I remember around then I was writing short stories and wasn’t planning to take them anywhere. A friend hooked me up with an editor when I was in my early thirties. She looked at the copy and refused to work on it because she was afraid she would charge me too much. That was how much work was needed to be done with it. She said it was too raw and gave me the ten-thousand-hour speech. I’d already heard about the ten thousand hours. I think I’ve exceeded them by now. But anyway, it deprressed me to hear her say that, but it didn’t discourage me from continuing. I kept writing after that rejection, and eventually I got started on that first manuscript.

I sent it out to about forty-nine agents, and several of them rejected me. Actually, all of them rejected me because when I didn’t hear back from them, it might as well have been qualified as a rejection. It depressed me, but I could at least say I did it. This was after my psychiatrist yelled at me for not going out there and doing the hard work myself, because a family friend said he would help me, but he never did.

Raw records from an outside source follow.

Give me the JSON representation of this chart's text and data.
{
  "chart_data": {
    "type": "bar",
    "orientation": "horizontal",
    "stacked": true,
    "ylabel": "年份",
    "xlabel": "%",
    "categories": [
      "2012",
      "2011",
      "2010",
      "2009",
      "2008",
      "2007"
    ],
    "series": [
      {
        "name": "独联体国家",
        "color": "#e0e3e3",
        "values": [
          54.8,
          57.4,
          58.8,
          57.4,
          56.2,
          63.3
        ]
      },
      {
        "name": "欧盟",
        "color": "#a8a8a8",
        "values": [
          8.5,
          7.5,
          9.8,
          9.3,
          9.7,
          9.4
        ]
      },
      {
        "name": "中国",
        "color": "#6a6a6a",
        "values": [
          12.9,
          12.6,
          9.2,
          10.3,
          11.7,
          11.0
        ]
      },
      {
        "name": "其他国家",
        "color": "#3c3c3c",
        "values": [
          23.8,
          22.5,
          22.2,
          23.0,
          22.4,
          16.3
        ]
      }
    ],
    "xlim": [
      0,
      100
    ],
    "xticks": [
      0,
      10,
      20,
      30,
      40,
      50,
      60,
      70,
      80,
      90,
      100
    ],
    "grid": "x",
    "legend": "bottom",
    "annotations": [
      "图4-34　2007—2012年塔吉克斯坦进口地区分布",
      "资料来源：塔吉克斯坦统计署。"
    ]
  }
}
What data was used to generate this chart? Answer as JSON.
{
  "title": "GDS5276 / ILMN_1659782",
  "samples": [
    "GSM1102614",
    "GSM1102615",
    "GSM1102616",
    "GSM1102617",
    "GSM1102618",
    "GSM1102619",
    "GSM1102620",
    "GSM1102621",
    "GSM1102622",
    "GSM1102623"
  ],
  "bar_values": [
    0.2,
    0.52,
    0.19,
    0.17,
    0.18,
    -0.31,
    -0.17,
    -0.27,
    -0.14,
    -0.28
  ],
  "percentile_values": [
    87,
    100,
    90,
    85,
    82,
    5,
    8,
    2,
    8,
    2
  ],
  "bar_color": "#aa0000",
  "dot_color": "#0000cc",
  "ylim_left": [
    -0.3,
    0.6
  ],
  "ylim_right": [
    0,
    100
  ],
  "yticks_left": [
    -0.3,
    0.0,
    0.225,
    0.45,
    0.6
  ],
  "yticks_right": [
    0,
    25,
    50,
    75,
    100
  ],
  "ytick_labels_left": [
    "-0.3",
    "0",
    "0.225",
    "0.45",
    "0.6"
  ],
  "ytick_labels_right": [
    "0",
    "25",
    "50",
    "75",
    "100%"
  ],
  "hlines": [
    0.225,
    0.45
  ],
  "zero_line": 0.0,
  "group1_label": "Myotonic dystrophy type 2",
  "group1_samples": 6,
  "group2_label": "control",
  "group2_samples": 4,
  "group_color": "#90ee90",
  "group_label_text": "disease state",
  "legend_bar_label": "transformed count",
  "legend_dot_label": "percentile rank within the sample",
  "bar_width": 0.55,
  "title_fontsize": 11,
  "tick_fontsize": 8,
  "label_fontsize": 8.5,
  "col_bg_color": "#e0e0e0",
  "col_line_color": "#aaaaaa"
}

“He doesn’t care about you,” my psychiatrist said, and that was true. The family friend really didn’t. Otherwise, he would’ve really helped me. The point my psychiatrist was trying to make was that I would have to do all the heavy lifting, and no one was going to help, no matter how close that person was to my family.

I think a lot of people are afraid of that sort of pain, so they make excuses so as not to work toward their artistic visions. Therefore, they let themselves off the hook and blame other factors, even other people. In the end, the blame takes them nowhere. All the time they’d spent making excuses could’ve been more time spent creating. I could be wrong in all of this, but I think I’m right.